Michael looked down at his pants. “Why?”
“You’re so much taller than me. I’m short like most women are. So I had nowhere to hide it. So I just went sideways. I see a lot of men with big bellies and they really don’t look so terrible because they’re so tall and it all stretches up instead of out. Pisses me off. Women are always so short. Women always get the raw deal.”
“How did you do it? Look at you! You went from the look of a goddess of BC times… a circle. And now you have the pop goddess look of the ‘80s… all full of heroin and puking your dead liver out. You look so well! Pretty soon you’ll look so hollow and haggard, like a dead giraffe, that you can win all the beauty pageants!”
“Thank you. I think. I still have a looong way to go but thanks. I’m hungry all the time. Not really. I’ve figured out you can wait out hunger pangs. They come and go. And when I feel them I just tell them to fuck off, they’re so stupid. Pain like that, that is just a false pain, makes me so angry now that I know better… now that I’ve figured out I don’t have to be a slave to false pain. Just because you feel hungry doesn’t mean you’ll drop dead. God it took me a long time in life to figure out what is what.” Then she looked at him surprised. “Hey! Wait a minute. Forget my fat ass. What the hell are you doing back in town? Oh my god! I read about it in the paper! The bull! Those were your folks! I didn’t put it together until just now. I always forget that you came from a farm. It seems so unlikely. I’d have thought you grew up with Las Vegas showgirls, not on a farm around here. What happed to you to make you this way? What makes you so gay?”
He laughed. “Vegas showgirls? Funny. Yeah. I’m a stupid farm boy. I’m back here for a funeral. Farm sale. Shit like that. My brother called me and told me to. It creeps me out. How can I go back to that church and sit through a funeral. The last time I was at that church it was with Mom and Dad. They were alive singing bad songs. I pretended I was Diana Ross to get through it all. It all seemed so phony.”
“Bitter bitter bitter.”
“Seriously!”
“Speaking of being phony at chu
rch… why were you Diana Ross?”
He grinned. “Usually I just get by being Cher. She’s pretty laid back. But when I’m in big big trouble and I’m about to have a complete panic attack it only works to pretend I’m Diana Ross. The last time I needed to summon her was last year when I went to church with them all. It gave me strength to hide behind all her sass. Anybody who goes to church on purpose is stupid.”

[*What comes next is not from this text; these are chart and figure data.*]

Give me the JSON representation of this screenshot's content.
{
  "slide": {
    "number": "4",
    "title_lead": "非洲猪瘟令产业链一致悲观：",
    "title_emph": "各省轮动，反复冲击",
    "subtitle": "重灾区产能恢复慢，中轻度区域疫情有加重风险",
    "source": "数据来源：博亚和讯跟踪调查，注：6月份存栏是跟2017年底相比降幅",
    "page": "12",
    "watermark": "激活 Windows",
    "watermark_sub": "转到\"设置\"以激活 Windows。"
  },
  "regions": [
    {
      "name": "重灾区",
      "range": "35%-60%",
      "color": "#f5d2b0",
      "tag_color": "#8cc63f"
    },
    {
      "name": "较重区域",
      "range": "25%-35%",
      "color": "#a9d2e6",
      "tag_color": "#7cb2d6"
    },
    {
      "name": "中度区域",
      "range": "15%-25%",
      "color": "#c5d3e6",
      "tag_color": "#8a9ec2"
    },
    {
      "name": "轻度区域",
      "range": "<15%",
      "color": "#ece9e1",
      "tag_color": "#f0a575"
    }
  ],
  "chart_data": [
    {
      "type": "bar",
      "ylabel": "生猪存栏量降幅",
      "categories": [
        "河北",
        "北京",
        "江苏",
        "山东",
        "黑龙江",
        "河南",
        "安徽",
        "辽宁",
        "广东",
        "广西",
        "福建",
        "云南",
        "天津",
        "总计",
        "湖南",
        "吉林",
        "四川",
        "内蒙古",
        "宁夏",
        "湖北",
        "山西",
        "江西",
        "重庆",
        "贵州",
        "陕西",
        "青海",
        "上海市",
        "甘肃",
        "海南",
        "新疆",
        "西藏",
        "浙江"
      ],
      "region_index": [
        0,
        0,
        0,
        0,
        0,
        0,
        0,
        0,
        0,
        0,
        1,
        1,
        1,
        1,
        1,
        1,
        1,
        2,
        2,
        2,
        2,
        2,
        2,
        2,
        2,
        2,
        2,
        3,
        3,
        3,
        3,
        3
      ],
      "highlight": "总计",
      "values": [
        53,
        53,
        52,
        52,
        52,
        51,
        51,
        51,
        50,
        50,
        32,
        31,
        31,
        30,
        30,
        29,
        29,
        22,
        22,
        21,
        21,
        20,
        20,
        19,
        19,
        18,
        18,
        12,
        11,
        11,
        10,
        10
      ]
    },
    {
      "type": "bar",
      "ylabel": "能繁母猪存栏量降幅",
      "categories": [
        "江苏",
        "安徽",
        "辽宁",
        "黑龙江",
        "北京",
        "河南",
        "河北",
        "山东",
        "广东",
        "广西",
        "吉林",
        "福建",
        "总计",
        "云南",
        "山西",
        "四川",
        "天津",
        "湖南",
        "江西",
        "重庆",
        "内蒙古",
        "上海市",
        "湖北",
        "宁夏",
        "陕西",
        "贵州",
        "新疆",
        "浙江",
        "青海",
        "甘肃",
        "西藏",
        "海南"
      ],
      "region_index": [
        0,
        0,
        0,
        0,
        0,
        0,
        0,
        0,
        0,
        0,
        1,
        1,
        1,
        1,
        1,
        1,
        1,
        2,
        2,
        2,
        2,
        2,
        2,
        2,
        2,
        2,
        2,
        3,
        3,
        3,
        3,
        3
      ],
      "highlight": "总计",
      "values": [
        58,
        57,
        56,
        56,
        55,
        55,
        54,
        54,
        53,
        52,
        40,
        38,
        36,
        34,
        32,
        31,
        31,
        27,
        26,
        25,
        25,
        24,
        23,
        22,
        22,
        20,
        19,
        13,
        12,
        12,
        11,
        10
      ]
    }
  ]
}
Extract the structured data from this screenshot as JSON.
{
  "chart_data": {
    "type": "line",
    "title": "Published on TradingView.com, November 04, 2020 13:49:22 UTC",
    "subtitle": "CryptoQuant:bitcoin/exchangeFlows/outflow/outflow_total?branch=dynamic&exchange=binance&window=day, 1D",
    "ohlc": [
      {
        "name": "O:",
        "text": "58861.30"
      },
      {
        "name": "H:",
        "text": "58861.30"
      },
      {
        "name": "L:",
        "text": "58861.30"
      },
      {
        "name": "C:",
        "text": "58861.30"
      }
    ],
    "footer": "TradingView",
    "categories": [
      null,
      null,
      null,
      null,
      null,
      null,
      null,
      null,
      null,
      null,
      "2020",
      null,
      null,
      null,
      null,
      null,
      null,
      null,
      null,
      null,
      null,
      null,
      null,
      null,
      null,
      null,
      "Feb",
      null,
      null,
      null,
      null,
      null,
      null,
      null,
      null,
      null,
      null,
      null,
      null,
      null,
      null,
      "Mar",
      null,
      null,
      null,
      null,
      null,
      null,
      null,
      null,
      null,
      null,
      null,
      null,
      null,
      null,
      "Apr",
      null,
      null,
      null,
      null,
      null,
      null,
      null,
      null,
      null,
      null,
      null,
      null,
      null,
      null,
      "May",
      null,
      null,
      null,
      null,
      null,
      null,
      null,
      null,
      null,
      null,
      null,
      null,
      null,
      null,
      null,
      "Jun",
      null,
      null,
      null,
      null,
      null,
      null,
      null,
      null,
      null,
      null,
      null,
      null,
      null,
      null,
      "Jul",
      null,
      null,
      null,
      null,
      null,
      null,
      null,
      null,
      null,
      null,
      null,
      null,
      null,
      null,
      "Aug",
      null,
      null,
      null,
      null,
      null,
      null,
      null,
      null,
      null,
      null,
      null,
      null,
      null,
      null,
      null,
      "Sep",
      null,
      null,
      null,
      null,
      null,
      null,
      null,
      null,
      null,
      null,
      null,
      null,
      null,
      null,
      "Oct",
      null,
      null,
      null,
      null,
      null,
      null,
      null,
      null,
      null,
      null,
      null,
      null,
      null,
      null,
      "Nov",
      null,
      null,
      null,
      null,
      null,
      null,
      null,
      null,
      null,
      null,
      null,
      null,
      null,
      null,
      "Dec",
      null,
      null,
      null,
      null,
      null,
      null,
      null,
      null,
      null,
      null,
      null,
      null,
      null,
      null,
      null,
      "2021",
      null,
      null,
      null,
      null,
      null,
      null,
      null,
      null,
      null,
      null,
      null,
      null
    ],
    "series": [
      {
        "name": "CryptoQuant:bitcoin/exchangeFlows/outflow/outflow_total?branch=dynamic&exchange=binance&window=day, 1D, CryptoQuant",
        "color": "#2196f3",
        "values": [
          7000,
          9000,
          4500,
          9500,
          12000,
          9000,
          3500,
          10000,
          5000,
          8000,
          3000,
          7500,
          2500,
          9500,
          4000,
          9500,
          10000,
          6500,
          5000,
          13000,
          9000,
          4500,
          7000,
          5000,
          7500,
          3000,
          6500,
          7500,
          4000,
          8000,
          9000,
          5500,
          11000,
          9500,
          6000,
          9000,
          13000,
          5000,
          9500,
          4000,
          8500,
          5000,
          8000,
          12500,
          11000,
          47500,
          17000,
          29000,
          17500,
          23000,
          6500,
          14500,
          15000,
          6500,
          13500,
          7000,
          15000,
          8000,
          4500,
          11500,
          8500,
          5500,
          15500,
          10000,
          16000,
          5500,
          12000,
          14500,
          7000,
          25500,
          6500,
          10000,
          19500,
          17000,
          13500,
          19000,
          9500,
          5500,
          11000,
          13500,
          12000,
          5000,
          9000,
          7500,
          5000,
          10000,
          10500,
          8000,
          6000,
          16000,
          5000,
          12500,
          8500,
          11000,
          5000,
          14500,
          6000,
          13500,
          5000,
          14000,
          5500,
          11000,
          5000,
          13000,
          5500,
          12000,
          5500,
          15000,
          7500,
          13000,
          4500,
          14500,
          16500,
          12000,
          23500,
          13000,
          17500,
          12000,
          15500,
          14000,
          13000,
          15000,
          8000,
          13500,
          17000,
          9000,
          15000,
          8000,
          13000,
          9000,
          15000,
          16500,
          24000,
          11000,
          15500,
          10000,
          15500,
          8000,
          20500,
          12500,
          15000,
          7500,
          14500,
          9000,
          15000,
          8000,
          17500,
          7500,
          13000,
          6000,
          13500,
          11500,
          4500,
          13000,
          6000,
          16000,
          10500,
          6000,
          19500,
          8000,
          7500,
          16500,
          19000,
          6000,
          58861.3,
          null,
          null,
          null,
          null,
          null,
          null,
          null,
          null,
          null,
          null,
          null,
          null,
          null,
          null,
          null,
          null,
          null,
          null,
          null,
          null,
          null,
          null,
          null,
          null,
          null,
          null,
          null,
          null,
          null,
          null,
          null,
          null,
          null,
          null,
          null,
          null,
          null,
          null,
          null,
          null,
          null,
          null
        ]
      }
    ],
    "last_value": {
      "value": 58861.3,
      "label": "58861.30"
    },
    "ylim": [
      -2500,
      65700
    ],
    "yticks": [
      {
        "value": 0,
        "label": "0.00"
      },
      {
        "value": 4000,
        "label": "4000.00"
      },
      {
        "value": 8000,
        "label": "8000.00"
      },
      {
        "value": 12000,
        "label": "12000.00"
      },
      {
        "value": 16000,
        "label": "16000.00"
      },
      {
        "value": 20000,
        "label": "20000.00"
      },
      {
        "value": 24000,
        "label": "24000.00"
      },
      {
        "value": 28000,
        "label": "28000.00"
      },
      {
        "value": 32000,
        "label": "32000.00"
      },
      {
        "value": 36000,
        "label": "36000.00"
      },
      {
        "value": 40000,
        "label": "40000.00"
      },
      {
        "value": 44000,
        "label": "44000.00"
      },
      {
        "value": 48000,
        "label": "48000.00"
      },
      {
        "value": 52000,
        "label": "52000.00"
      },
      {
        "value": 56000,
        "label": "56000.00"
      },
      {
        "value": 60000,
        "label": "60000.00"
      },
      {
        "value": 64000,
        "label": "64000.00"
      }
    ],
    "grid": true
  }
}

She stiffened. “I walk to the Presbyterian Church down the street every Sunday morning. I don’t think I’m stupid. Nor is my friend who goes with me.”
“What? You? How can you believe in all that hymnal and communion wafer stuff?”
Annie Bea put her nose up. “I believe what I want and I don’t care if you believe what I believe, or not. And I don’t know why you’d care what I believe. I don’t know why you’d think it has anything to do with you.”
Michael said with all seriousness, “Well I want everybody to believe like me.”
Annie Bea looked at Michael in alarm. “You? If we all believed like you we’d all be hung over all the time and nothing would get done in the world.”
He thought about that one for a second and then responded sheepishly. “Maybe not. Maybe I’m just mad because I’m expected to go to church while I’m here. My parents are dead but they can still make me go to church.”
“I’m sorry to hear that they’re dead.”
“And it creeps me out that a bull did that to them. A bull! His horns just ripped their guts out. That kind of super gross-out stuff is supposed to happen to other people… in other countries…in other centuries. Not now and to me. It’s like a horror movie with a bull out there stabbing everybody. It could be a movie. I can see the poster. In big letters it reads, BULL! The music is like JAWS.”
“The paper says the bull was killed. The sheriff shot him. An eye for an eye.”
“It’s still like a horror movie. I wonder how it happened. It’s a mystery. How were they both in the field together with a bull who wasn’t supposed to be there? My brother told me that some gates had been left open that weren’t supposed to be. It’s a mystery. It’s a murder mystery.”